A false report on CNBC that the Trump administration was planning a 90-day tariff pause triggered sharp swings throughout US fairness markets Monday morning. Inside minutes, the SPDR S&P 500 ETF Belief (SPY) shed practically $10 and worn out roughly $2 trillion in worth from the broader index.
The information reportedly originated on Twitter/X however was added to the headline feed on CNBC with out verification. It was then flashed by Reuters, amplifying the narrative.
Bitcoin soared from $77,500 to $80,800 inside minutes as information broke of a possible tariff pause. Nevertheless, because the rumor was debunked, it corrected again to round $78,000.
Preliminary positive aspects within the SPY noticed the fund spike above $520 shortly after the market opened earlier than plunging beneath $495 as main indices retraced.
The decline adopted a quick rally sparked by an unverified social media rumor that President Donald Trump was contemplating a brief halt on tariffs. A number of information accounts quickly circulated the declare, prompting a surge in algorithmic exercise and speculative positioning.

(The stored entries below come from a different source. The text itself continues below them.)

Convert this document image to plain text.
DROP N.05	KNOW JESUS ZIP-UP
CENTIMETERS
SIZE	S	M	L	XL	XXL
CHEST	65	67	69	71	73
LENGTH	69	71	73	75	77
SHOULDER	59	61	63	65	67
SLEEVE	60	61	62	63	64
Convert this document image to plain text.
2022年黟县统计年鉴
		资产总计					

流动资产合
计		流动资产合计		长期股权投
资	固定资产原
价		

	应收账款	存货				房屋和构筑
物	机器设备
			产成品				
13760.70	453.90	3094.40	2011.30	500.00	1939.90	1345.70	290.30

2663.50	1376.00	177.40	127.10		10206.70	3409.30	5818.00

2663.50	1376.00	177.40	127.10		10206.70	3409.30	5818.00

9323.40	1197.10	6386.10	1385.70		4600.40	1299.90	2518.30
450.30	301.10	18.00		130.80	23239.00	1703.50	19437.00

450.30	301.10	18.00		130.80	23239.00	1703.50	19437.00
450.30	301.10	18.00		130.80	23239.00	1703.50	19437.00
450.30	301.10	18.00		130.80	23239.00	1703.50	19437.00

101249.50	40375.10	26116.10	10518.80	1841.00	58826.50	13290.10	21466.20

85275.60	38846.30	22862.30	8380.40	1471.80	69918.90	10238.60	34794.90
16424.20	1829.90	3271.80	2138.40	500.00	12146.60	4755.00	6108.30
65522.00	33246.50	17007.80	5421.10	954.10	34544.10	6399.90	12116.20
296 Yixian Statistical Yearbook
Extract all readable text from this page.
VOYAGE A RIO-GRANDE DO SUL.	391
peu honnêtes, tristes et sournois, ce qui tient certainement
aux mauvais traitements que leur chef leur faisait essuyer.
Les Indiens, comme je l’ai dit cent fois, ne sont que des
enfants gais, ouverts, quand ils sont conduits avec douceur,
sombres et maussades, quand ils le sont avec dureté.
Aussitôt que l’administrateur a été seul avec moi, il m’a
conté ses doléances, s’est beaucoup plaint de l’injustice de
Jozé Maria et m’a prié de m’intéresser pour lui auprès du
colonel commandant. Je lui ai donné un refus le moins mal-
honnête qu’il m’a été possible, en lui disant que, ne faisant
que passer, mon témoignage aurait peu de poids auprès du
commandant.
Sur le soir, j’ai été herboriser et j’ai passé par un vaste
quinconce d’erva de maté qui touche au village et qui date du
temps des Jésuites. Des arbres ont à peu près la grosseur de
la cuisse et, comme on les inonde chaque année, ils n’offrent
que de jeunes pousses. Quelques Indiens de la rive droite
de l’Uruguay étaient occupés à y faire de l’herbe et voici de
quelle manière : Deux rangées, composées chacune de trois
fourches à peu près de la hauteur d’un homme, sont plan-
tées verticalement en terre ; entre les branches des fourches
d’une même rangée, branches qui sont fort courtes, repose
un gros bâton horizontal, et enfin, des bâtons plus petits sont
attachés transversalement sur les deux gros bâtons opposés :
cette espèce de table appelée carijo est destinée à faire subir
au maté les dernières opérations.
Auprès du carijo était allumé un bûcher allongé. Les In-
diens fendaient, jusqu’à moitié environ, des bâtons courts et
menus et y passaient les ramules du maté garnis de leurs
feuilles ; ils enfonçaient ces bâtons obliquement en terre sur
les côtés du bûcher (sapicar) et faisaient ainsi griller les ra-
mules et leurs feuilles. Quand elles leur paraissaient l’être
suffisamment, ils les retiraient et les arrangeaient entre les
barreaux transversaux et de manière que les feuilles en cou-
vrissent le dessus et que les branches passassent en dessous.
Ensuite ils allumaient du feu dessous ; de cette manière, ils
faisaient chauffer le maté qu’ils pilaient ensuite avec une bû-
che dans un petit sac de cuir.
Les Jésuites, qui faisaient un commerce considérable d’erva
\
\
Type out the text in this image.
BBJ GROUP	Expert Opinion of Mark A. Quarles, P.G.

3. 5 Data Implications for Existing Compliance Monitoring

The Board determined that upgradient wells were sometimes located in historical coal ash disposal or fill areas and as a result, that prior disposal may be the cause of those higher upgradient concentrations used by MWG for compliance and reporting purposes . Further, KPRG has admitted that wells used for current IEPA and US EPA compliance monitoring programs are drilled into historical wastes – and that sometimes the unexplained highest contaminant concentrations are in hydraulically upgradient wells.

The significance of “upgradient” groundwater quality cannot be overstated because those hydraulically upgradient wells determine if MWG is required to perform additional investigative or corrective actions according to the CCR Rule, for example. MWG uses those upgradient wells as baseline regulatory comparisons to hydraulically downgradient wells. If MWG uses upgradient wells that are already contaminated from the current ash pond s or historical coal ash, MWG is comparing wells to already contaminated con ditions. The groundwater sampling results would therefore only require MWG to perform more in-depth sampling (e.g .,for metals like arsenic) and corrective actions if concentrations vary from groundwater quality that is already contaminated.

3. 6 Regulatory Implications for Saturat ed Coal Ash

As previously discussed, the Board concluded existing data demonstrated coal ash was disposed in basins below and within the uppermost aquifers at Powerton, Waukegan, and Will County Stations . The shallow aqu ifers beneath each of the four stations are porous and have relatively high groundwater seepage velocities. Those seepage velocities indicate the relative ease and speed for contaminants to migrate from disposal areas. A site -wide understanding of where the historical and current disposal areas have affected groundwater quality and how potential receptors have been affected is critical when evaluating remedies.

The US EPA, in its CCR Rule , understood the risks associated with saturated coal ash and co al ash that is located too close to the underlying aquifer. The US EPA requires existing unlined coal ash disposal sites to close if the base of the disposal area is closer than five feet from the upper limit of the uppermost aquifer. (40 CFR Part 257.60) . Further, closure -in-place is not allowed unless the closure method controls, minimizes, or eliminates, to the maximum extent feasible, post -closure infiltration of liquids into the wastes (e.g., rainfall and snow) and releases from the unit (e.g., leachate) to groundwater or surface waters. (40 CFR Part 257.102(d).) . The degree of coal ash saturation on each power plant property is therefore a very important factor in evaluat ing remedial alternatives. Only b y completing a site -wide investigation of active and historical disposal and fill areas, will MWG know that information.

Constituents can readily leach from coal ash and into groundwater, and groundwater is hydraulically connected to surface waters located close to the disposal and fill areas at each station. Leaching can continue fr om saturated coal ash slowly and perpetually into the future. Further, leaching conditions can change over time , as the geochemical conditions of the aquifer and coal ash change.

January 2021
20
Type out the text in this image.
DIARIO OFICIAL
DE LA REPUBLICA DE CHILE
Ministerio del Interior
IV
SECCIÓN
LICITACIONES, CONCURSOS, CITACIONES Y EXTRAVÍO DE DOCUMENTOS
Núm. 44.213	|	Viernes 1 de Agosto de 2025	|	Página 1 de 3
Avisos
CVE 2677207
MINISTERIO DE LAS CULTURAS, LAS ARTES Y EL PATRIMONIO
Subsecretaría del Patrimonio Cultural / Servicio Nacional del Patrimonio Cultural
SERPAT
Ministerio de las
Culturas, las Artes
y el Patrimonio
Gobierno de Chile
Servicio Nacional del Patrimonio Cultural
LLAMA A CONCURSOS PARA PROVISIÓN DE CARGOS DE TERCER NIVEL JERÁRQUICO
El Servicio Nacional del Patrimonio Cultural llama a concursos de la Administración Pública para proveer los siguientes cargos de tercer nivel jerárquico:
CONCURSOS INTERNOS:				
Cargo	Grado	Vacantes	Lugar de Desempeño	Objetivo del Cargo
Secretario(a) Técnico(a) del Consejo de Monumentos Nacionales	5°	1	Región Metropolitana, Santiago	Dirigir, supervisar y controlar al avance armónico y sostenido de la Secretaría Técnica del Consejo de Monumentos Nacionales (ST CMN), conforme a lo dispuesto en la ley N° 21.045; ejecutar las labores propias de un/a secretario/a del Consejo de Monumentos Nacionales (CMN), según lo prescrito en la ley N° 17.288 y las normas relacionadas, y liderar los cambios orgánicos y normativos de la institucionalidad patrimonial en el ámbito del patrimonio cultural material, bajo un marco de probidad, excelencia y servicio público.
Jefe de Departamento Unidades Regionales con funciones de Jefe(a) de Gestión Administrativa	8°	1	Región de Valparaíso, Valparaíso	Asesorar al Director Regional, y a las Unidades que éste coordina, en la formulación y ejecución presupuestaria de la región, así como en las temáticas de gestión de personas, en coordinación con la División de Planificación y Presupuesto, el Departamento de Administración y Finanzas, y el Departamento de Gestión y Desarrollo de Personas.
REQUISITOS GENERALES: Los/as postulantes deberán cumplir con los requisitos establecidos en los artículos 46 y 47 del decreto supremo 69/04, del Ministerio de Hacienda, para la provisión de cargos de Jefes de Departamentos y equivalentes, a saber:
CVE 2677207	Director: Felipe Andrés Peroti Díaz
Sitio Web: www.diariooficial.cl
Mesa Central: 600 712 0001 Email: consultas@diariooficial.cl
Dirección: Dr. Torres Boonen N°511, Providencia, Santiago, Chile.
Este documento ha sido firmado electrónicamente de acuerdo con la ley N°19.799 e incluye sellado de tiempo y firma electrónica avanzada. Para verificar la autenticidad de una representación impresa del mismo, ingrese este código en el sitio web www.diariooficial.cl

The White Home responded to the volatility by labeling the headlines as “pretend information,” confirming to CNBC that no such coverage consideration had been made.
Nasdaq futures additionally posted a double-digit share swing through the episode, which analysts described as a possible flash occasion pushed by headline buying and selling. The sharp response displays the markets’ present hypersensitivity to policy-related narratives.
With lower than an hour of buying and selling elapsed, the S&P 500’s abrupt $2 trillion transfer could solely be the beginning of this week’s volatility.